(02/08/2023, 08:40 PM)Caleb Wrote:(02/08/2023, 05:52 AM)JmsNxn Wrote: I think our mix up is you are using Gottfried's function. I am changing the variables \(s \mapsto -s\)--and then I am finding that this is actually a zeta function. And then I am wondering if we can analytically continue the zeta function. Just because it "looks" like a natural boundary, does not mean it is one. But that'd be super cool if it is. That would mean we have TWO distinct functions, one holomorphic for \(\Re(s) > 1\) and one holomorphic for \(\Re(s) < -1\); and there's a bunch of mystery there. Despite both "formally" equaling Gottfried's series.
Are you proposing that the change of variables is actually doing something to effect the convergence? I had not been making an distinction about changing variables, since I was under the impression that to go from Gottfrieds function to your function is a simple matter of replacing s with -s. Is Gottfried's function not simply a zeta function in the variable -s? I'm aware its possible that sometimes formally changing a variable can end up leading to a different function (for instance, maybe it ends up on a different branch), is that what your saying is happening here?

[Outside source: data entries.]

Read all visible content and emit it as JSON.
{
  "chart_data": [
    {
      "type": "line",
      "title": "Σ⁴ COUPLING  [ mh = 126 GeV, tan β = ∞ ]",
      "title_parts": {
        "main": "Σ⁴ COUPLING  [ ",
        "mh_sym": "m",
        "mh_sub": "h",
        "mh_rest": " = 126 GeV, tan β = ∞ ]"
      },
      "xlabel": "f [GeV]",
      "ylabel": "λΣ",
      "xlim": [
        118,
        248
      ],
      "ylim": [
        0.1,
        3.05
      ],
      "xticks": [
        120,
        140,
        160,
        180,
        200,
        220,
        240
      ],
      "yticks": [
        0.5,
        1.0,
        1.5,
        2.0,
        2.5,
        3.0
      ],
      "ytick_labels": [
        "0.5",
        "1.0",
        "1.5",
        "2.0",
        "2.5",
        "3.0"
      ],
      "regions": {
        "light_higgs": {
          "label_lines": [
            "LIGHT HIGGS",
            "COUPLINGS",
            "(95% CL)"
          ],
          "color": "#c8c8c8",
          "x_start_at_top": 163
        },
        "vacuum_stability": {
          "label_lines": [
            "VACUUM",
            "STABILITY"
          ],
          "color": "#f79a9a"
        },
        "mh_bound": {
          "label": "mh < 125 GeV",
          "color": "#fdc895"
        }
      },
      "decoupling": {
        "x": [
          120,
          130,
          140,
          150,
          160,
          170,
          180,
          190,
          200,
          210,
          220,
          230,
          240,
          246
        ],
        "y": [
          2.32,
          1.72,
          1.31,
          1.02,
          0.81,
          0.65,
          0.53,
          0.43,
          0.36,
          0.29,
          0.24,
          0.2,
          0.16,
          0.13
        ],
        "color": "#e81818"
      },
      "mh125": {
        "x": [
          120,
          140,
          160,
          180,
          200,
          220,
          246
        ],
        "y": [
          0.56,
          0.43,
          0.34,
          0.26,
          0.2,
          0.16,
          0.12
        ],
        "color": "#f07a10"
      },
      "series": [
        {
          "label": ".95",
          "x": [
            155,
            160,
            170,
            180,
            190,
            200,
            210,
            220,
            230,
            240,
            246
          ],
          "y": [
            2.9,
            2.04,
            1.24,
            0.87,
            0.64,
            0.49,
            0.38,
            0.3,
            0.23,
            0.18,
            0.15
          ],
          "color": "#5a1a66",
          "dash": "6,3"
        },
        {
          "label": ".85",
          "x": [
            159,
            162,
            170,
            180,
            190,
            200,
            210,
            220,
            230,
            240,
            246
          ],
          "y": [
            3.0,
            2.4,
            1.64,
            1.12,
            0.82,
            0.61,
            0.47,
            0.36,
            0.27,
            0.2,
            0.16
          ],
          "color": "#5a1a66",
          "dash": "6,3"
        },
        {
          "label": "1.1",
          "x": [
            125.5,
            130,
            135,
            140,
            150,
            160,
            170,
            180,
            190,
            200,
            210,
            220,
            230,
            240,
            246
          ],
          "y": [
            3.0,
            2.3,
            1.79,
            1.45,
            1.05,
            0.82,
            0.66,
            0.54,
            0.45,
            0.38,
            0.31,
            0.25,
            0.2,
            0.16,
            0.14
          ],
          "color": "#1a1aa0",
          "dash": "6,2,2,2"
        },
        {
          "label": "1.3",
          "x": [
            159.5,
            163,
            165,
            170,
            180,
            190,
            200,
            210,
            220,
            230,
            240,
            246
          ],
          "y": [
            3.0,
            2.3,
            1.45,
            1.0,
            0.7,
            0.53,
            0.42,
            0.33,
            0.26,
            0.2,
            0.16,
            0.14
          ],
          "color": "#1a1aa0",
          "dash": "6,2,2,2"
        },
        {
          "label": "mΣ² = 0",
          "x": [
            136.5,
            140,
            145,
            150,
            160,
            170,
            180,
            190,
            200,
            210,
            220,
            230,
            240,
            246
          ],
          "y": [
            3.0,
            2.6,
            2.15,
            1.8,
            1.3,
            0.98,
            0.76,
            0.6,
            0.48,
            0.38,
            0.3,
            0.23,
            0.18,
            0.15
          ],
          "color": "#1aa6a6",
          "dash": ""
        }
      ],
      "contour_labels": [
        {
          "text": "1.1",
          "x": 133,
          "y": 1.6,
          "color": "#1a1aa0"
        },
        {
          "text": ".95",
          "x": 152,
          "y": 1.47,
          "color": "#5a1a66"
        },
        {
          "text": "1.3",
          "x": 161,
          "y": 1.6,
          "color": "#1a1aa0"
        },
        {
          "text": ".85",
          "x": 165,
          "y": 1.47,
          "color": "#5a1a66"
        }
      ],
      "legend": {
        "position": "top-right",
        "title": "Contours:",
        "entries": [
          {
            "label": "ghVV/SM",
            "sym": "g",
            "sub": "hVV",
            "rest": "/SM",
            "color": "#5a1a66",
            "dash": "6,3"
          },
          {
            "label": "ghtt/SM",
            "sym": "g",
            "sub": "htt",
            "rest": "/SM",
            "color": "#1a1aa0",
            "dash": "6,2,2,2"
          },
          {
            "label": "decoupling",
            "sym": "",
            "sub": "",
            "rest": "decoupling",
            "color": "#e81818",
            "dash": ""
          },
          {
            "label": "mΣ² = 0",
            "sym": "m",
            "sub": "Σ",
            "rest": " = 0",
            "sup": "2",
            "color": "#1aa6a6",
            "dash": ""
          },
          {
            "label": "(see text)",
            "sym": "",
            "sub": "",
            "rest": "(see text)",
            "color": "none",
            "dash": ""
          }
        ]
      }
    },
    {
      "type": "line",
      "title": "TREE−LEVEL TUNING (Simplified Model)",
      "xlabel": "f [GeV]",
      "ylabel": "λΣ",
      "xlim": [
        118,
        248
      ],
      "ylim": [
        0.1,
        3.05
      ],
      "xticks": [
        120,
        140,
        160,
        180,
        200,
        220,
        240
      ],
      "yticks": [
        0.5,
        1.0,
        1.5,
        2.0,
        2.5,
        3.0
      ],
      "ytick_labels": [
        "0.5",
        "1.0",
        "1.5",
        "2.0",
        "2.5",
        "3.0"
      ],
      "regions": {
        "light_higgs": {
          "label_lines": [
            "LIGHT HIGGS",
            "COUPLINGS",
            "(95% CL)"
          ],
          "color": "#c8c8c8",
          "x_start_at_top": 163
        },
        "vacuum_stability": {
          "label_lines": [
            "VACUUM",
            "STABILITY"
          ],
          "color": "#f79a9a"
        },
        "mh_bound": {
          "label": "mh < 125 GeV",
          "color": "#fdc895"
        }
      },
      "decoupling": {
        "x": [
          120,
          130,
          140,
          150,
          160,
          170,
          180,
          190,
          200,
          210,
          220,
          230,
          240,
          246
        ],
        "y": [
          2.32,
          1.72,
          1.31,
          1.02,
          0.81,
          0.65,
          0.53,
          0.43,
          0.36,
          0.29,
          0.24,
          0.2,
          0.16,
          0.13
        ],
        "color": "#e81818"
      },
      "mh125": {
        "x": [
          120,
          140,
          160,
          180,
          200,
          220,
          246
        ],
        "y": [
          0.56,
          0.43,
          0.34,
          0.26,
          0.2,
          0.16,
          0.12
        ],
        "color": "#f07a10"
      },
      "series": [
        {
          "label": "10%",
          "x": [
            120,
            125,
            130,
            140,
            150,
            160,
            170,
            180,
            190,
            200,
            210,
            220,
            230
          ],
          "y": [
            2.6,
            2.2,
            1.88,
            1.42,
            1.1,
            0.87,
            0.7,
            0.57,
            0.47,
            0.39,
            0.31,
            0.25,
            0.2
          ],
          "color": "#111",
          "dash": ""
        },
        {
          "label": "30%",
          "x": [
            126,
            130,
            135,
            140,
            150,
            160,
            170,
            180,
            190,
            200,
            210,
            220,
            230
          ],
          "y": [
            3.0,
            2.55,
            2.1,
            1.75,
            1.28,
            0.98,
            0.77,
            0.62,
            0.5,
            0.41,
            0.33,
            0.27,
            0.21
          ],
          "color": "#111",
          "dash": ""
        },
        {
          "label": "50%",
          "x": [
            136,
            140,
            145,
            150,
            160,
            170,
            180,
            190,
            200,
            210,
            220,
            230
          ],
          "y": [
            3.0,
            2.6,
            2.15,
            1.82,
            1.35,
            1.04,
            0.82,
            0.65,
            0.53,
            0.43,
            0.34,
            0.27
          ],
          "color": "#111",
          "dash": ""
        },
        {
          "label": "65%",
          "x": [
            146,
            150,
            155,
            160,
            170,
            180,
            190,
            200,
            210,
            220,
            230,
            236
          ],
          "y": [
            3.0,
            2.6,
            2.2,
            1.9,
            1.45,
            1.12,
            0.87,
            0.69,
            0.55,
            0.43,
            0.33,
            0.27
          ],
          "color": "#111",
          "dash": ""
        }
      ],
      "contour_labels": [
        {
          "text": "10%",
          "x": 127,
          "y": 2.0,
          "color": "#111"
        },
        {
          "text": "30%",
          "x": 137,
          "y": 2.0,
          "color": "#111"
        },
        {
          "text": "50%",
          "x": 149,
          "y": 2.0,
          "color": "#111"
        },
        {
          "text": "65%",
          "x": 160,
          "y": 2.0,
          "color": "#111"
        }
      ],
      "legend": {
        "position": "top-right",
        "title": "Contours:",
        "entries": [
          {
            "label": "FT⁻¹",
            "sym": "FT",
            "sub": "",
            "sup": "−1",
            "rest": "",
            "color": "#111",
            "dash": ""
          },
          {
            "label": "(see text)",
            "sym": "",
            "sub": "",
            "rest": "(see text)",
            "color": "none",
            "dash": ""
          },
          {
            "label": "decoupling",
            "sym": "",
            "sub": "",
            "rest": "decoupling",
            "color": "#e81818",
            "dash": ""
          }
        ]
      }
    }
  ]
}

Also, the extension I have for Gottfrieds function \( \sum (-1)^n n^{n^x} \) goes up to \( \Re(s) < 1 \) not \( \Re(s) < -1 \). This should correspond to \( \Re(s) > -1 \) for your function. I suspect you should find much more choas as you get towards that line
AHHH! I see, I apologize. I was confused!
Then yes we are on the exact same page
I've made some graphs I'll post in a bit, but the zeta series appears to converge for \(0 < \Re(s) \), where I presume we can analytically continue using Gottfried's expansion. I apologize!
If you are saying that:
\[
\sum (-1)^n n^{n^{-s}}
\]
converges for \(\Re(s) > -1\) we are on the same page. I actually haven't looked at this sum, I just instantly wrote it as a zeta function and only looked at that--so I wasn't sure where the original series converged.
It also appears the zeroes are on \(\Re(s) = 1/2\) on the critical strip... having Riemann Hypothesis vietnam flashbacks
So I accidentally closed one of the graphs mid compile, but the other one finished. So here is:
\[
\nu(s) = \sum_{m=1}^\infty q(m) m^{-s}\\
\]
Where:
\[
q(m) = (-1)^m \sum_{n \le m} \chi_m(n)\\
\]
And \(\chi_m(n) =1\) if and only if \(n^k = m\) for some \(k \in \mathbb{N}\).
Then here is a graph from:
\(0.5 \le \Re(s) \le 5.5\) and \(|\Im(s)| \le 2.5\):
Didn't finish the graph for gottfried's function, it only finished most of the top half, so I'm going to recompile. I am also graphing the critical strip for both, to see what that could look like.